## Bar Chart: Average Accuracy of each LLM and PRM combination using Best-of-N
### Overview
The chart compares the average accuracy of different large language model (LLM) and prompt retrieval model (PRM) combinations across four LLM variants. Accuracy is measured using Best-of-N sampling, with results presented as percentages. The chart includes five data series: Accuracy@1 (baseline) and four PRM configurations.
### Components/Axes
- **X-axis**: LLM variants (categorical)
- Qwen2.5-7B-Instruct
- Eurus-2-7B-PRIME
- Phi-4-14B
- Qwen2.5-7B-AIRL-S (Our LLM)
- **Y-axis**: Accuracy (%) from 40 to 65
- **Legend**: Top-left corner with five entries:
- Pink: Accuracy@1 (baseline)
- Light orange: Math-Shepherd-Mistral-7B-PRM
- Light green: EurusPRM-Stage2
- Dark green: Llama3.1-8B-PRM-Deepseek-Data
- Dark gray: Qwen2.5-AIRL-S-PRM (Ours PRM)
### Detailed Analysis
#### Qwen2.5-7B-Instruct
- Accuracy@1: 40.8% (pink)
- Math-Shepherd-Mistral-7B-PRM: 51.1% (light orange)
- EurusPRM-Stage2: 52.6% (light green)
- Llama3.1-8B-PRM-Deepseek-Data: 53.2% (dark green)
- Qwen2.5-AIRL-S-PRM: 53.8% (dark gray)
#### Eurus-2-7B-PRIME
- Accuracy@1: 51.9% (pink)
- Math-Shepherd-Mistral-7B-PRM: 56.3% (light orange)

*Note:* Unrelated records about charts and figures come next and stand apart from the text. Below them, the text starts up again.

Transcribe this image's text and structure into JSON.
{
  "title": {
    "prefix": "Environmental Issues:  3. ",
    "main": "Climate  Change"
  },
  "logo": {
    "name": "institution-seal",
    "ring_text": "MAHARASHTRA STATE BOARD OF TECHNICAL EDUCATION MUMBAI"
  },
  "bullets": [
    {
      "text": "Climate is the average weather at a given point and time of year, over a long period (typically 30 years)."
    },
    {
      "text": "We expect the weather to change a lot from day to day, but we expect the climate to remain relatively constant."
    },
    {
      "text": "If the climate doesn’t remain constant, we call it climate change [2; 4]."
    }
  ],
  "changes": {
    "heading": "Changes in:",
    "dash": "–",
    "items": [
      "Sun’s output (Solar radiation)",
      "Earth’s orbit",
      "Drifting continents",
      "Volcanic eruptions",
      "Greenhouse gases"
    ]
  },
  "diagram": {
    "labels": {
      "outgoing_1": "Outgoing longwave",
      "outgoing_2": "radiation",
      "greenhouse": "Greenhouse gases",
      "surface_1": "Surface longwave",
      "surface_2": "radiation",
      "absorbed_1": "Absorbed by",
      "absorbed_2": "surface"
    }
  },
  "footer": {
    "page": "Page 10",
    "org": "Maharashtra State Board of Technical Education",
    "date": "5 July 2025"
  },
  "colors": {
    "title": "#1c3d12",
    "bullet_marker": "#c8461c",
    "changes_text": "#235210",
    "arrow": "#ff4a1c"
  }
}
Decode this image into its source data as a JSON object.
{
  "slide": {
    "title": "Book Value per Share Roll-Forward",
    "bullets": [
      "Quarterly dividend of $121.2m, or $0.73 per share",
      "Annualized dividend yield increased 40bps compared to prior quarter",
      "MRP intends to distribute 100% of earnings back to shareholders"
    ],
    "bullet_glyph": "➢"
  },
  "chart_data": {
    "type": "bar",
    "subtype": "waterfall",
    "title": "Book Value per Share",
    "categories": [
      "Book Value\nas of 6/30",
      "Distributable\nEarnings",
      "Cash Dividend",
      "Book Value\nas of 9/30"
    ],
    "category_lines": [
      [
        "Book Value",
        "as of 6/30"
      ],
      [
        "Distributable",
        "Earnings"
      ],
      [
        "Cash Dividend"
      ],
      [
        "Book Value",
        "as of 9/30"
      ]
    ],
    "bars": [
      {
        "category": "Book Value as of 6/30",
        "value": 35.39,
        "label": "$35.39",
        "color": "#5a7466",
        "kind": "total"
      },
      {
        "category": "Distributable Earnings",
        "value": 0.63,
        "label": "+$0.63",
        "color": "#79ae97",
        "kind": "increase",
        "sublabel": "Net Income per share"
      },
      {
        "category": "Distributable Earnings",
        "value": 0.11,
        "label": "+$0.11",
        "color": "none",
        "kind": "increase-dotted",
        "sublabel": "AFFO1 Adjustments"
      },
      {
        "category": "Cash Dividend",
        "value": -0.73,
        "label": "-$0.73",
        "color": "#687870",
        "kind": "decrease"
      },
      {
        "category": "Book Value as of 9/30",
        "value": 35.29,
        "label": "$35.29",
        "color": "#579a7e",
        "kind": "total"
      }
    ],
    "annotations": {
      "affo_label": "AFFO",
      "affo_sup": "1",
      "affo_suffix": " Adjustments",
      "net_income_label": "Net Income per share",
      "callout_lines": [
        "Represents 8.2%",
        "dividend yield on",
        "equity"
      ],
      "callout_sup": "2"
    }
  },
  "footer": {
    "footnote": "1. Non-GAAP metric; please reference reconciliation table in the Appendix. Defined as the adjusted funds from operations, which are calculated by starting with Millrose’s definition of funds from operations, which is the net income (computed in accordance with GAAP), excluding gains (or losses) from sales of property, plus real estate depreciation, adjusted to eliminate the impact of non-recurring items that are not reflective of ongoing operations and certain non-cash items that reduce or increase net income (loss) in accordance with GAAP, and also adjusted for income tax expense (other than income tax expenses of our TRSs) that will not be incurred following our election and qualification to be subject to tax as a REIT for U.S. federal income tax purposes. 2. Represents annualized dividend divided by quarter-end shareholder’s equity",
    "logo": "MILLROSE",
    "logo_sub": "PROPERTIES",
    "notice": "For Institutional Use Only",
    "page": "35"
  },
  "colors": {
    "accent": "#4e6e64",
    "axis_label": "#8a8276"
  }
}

- EurusPRM-Stage2: 56.1% (light green)
- Llama3.1-8B-PRM-Deepseek-Data: 57.3% (dark green)
- Qwen2.5-AIRL-S-PRM: 57.6% (dark gray)
#### Phi-4-14B
- Accuracy@1: 45.5% (pink)
- Math-Shepherd-Mistral-7B-PRM: 53.7% (light orange)
- EurusPRM-Stage2: 54.5% (light green)
- Llama3.1-8B-PRM-Deepseek-Data: 55.5% (dark green)
- Qwen2.5-AIRL-S-PRM: 56.1% (dark gray)
#### Qwen2.5-7B-AIRL-S (Our LLM)
- Accuracy@1: 55.3% (pink)
- Math-Shepherd-Mistral-7B-PRM: 59.8% (light orange)
- EurusPRM-Stage2: 60.2% (light green)
- Llama3.1-8B-PRM-Deepseek-Data: 59.3% (dark green)
- Qwen2.5-AIRL-S-PRM: 61.3% (dark gray)
### Key Observations
1. **Consistent PRM Performance**: All PRM configurations outperform Accuracy@1 across all LLM variants.
2. **Best-of-N Effect**: Accuracy improves with Best-of-N sampling, with the highest gains in Qwen2.5-7B-AIRL-S (Our LLM).
3. **Top Performer**: Qwen2.5-AIRL-S-PRM (dark gray) achieves the highest accuracy (61.3%) in the final LLM variant.
4. **Baseline Variability**: Accuracy@1 ranges from 40.8% (Qwen2.5-7B-Instruct) to 55.3% (Qwen2.5-7B-AIRL-S).
### Interpretation
The data demonstrates that PRM integration significantly enhances LLM performance, with the "Ours PRM" (Qwen2.5-AIRL-S-PRM) consistently achieving the highest accuracy across all LLM variants. The Qwen2.5-7B-AIRL-S model shows the most substantial improvement (from 55.3% baseline to 61.3% with PRM), suggesting that its architecture synergizes particularly well with the PRM. The Math-Shepherd-Mistral-7B-PRM and EurusPRM-Stage2 configurations also show strong performance, though slightly behind the "Ours PRM" variant. The progressive increase in baseline accuracy from Qwen2.5-7B-Instruct (40.8%) to Qwen2.5-7B-AIRL-S (55.3%) indicates that model architecture improvements alone contribute to performance gains, but PRM integration remains critical for maximizing accuracy.